Il faut, selon lui, arriver d’abord à la maturité médiatique pour que la liberté soit liée à la responsabilité.
« L’autorité de régulation ne doit pas se comporter comme un gendarme. Elle ne doit pas attendre que le journaliste commette l’erreur, mais doit, au contraire, l’empêcher d’y arriver par l’accompagnement, la formation et l’encadrement », a appuyé Mohamed Yagoubi. Il a fait un plaidoyer pour l’amélioration des contenus de la presse numérique en Algérie. Une presse qui, selon lui, à d’autres règles et d’autres spécificités, différentes des autres formes de médias.
Donner plus de prérogatives à l’ARAV
Mohamed Bouazzara, ancien journaliste à la radio, a plaidé pour l’accès rapide à l’information. « Nous avons aujourd’hui en Algérie une chaîne de télévision et deux radios internationales, je ne comprends pas pourquoi les responsables du ministère des Affaires étrangères ne donnent pas rapidement des informations à ces médias quand il le faut. Aujourd’hui, les frontières du pays sont entourées d’espaces embrasés. Il faut faire vite, et ne plus attendre », a-t-il soutenu.
Il a critiqué « la fausse » liberté de la presse en Occident. « La légende de la liberté d’expression et de la démocratie disparaît lorsqu’il est question de sécurité, de culture et de liberté de la patrie. Les américains ont décidé de couper tous les médias russes après le début de la guerre en Ukraine. Et, ils ont suggéré l’idée à leurs partenaires européens. En 2001, après les attentat du 11 septembre, des instructions ont été données à tous les médias US pour s’attaquer à l’islam.

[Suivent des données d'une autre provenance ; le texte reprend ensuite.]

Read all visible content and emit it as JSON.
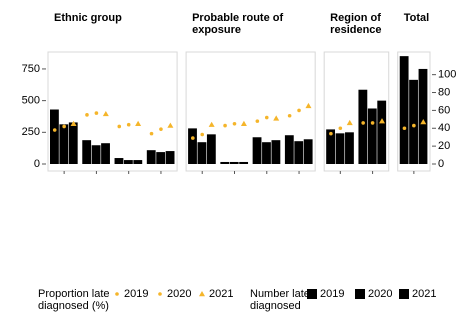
{
  "chart_data": {
    "type": "bar",
    "ylim": [
      0,
      860
    ],
    "yticks": [
      0,
      250,
      500,
      750
    ],
    "y2lim": [
      0,
      122
    ],
    "y2ticks": [
      0,
      20,
      40,
      60,
      80,
      100
    ],
    "point_legend_title": "Proportion late diagnosed (%)",
    "bar_legend_title": "Number late diagnosed",
    "series": [
      {
        "name": "2019",
        "color": "#f5b52a",
        "axis": "y2",
        "marker": "circle"
      },
      {
        "name": "2020",
        "color": "#f5b52a",
        "axis": "y2",
        "marker": "circle"
      },
      {
        "name": "2021",
        "color": "#f5b52a",
        "axis": "y2",
        "marker": "triangle"
      },
      {
        "name": "2019",
        "color": "#000000"
      },
      {
        "name": "2020",
        "color": "#000000"
      },
      {
        "name": "2021",
        "color": "#000000"
      }
    ],
    "panels": [
      {
        "title": "Ethnic group",
        "categories": [
          null,
          null,
          null,
          null
        ],
        "values": [
          [
            38,
            55,
            42,
            34
          ],
          [
            42,
            57,
            44,
            39
          ],
          [
            45,
            56,
            45,
            43
          ],
          [
            430,
            188,
            47,
            109
          ],
          [
            313,
            148,
            31,
            94
          ],
          [
            328,
            164,
            31,
            102
          ]
        ]
      },
      {
        "title": "Probable route of exposure",
        "categories": [
          null,
          null,
          null,
          null
        ],
        "values": [
          [
            29,
            43,
            48,
            54
          ],
          [
            33,
            45,
            52,
            60
          ],
          [
            44,
            45,
            51,
            65
          ],
          [
            281,
            16,
            211,
            227
          ],
          [
            172,
            16,
            172,
            180
          ],
          [
            234,
            16,
            188,
            195
          ]
        ]
      },
      {
        "title": "Region of residence",
        "categories": [
          null,
          null
        ],
        "values": [
          [
            34,
            46
          ],
          [
            40,
            46
          ],
          [
            46,
            48
          ],
          [
            273,
            586
          ],
          [
            242,
            438
          ],
          [
            250,
            500
          ]
        ]
      },
      {
        "title": "Total",
        "categories": [
          null
        ],
        "values": [
          [
            40
          ],
          [
            43
          ],
          [
            47
          ],
          [
            851
          ],
          [
            664
          ],
          [
            750
          ]
        ]
      }
    ]
  }
}
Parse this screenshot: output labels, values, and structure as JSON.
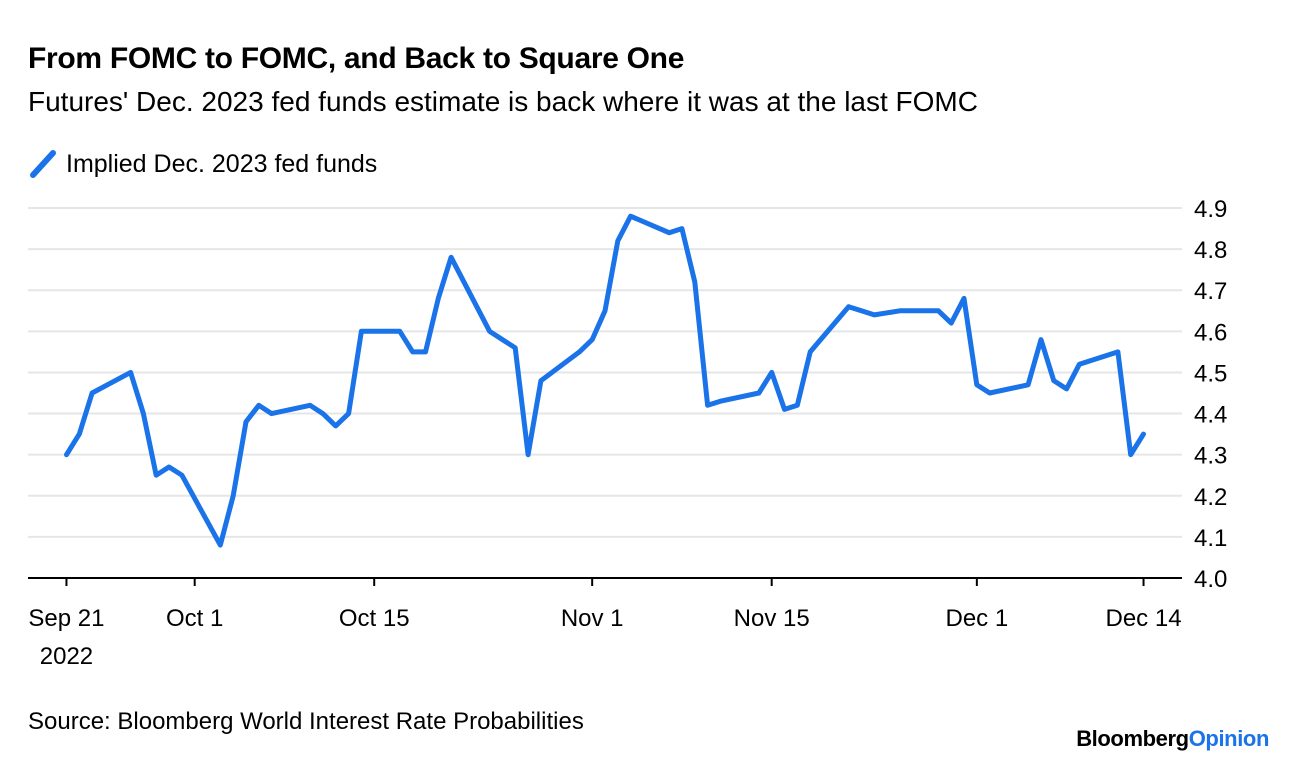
{
  "title": "From FOMC to FOMC, and Back to Square One",
  "subtitle": "Futures' Dec. 2023 fed funds estimate is back where it was at the last FOMC",
  "legend_label": "Implied Dec. 2023 fed funds",
  "source": "Source: Bloomberg World Interest Rate Probabilities",
  "brand": {
    "part1": "Bloomberg",
    "part2": "Opinion"
  },
  "colors": {
    "line": "#1a73e8",
    "grid": "#e6e6e6",
    "axis": "#000000",
    "brand_accent": "#1a73e8"
  },
  "chart_data": {
    "type": "line",
    "title": "From FOMC to FOMC, and Back to Square One",
    "subtitle": "Futures' Dec. 2023 fed funds estimate is back where it was at the last FOMC",
    "xlabel": "",
    "ylabel": "",
    "ylim": [
      4.0,
      4.9
    ],
    "xlim": [
      "2022-09-18",
      "2022-12-17"
    ],
    "y_ticks": [
      "4.0",
      "4.1",
      "4.2",
      "4.3",
      "4.4",
      "4.5",
      "4.6",
      "4.7",
      "4.8",
      "4.9"
    ],
    "x_ticks": [
      {
        "date": "2022-09-21",
        "label": "Sep 21",
        "sublabel": "2022"
      },
      {
        "date": "2022-10-01",
        "label": "Oct 1",
        "sublabel": ""
      },
      {
        "date": "2022-10-15",
        "label": "Oct 15",
        "sublabel": ""
      },
      {
        "date": "2022-11-01",
        "label": "Nov 1",
        "sublabel": ""
      },
      {
        "date": "2022-11-15",
        "label": "Nov 15",
        "sublabel": ""
      },
      {
        "date": "2022-12-01",
        "label": "Dec 1",
        "sublabel": ""
      },
      {
        "date": "2022-12-14",
        "label": "Dec 14",
        "sublabel": ""
      }
    ],
    "grid": true,
    "legend_position": "top-left",
    "series": [
      {
        "name": "Implied Dec. 2023 fed funds",
        "color": "#1a73e8",
        "x": [
          "2022-09-21",
          "2022-09-22",
          "2022-09-23",
          "2022-09-26",
          "2022-09-27",
          "2022-09-28",
          "2022-09-29",
          "2022-09-30",
          "2022-10-03",
          "2022-10-04",
          "2022-10-05",
          "2022-10-06",
          "2022-10-07",
          "2022-10-10",
          "2022-10-11",
          "2022-10-12",
          "2022-10-13",
          "2022-10-14",
          "2022-10-17",
          "2022-10-18",
          "2022-10-19",
          "2022-10-20",
          "2022-10-21",
          "2022-10-24",
          "2022-10-25",
          "2022-10-26",
          "2022-10-27",
          "2022-10-28",
          "2022-10-31",
          "2022-11-01",
          "2022-11-02",
          "2022-11-03",
          "2022-11-04",
          "2022-11-07",
          "2022-11-08",
          "2022-11-09",
          "2022-11-10",
          "2022-11-11",
          "2022-11-14",
          "2022-11-15",
          "2022-11-16",
          "2022-11-17",
          "2022-11-18",
          "2022-11-21",
          "2022-11-22",
          "2022-11-23",
          "2022-11-25",
          "2022-11-28",
          "2022-11-29",
          "2022-11-30",
          "2022-12-01",
          "2022-12-02",
          "2022-12-05",
          "2022-12-06",
          "2022-12-07",
          "2022-12-08",
          "2022-12-09",
          "2022-12-12",
          "2022-12-13",
          "2022-12-14"
        ],
        "values": [
          4.3,
          4.35,
          4.45,
          4.5,
          4.4,
          4.25,
          4.27,
          4.25,
          4.08,
          4.2,
          4.38,
          4.42,
          4.4,
          4.42,
          4.4,
          4.37,
          4.4,
          4.6,
          4.6,
          4.55,
          4.55,
          4.68,
          4.78,
          4.6,
          4.58,
          4.56,
          4.3,
          4.48,
          4.55,
          4.58,
          4.65,
          4.82,
          4.88,
          4.84,
          4.85,
          4.72,
          4.42,
          4.43,
          4.45,
          4.5,
          4.41,
          4.42,
          4.55,
          4.66,
          4.65,
          4.64,
          4.65,
          4.65,
          4.62,
          4.68,
          4.47,
          4.45,
          4.47,
          4.58,
          4.48,
          4.46,
          4.52,
          4.55,
          4.3,
          4.35
        ]
      }
    ]
  }
}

La liberté a ses limites liées à la loi, au professionnalisme et à l’intérêt général de la patrie », a expliqué un Mohamed Bouazzara.
Il a appelé à élargir les prérogatives de l’Autorité de régulation de l’audiovisuel (ARAV). « Il faut lui fournir tous les instruments juridiques et tous les moyens pour qu’elle soit indépendante et souveraine dans ses décisions », a-t-il dit.
Lors des débats, un intervenant s’est interrogé sur le refus des autorités de permettre l’émergence de radios indépendantes dans le pays alors que des chaînes de télévision sont autorisées à émettre.
Mediacom Algeria Forum, qui se tient pendant trois jours, abordera aussi la question de l’investissement dans le domaine des médias et de la communication, la digitalisation, les enjeux liés à l’utilisation de l’intelligence artificielle et la protection des données personnelles.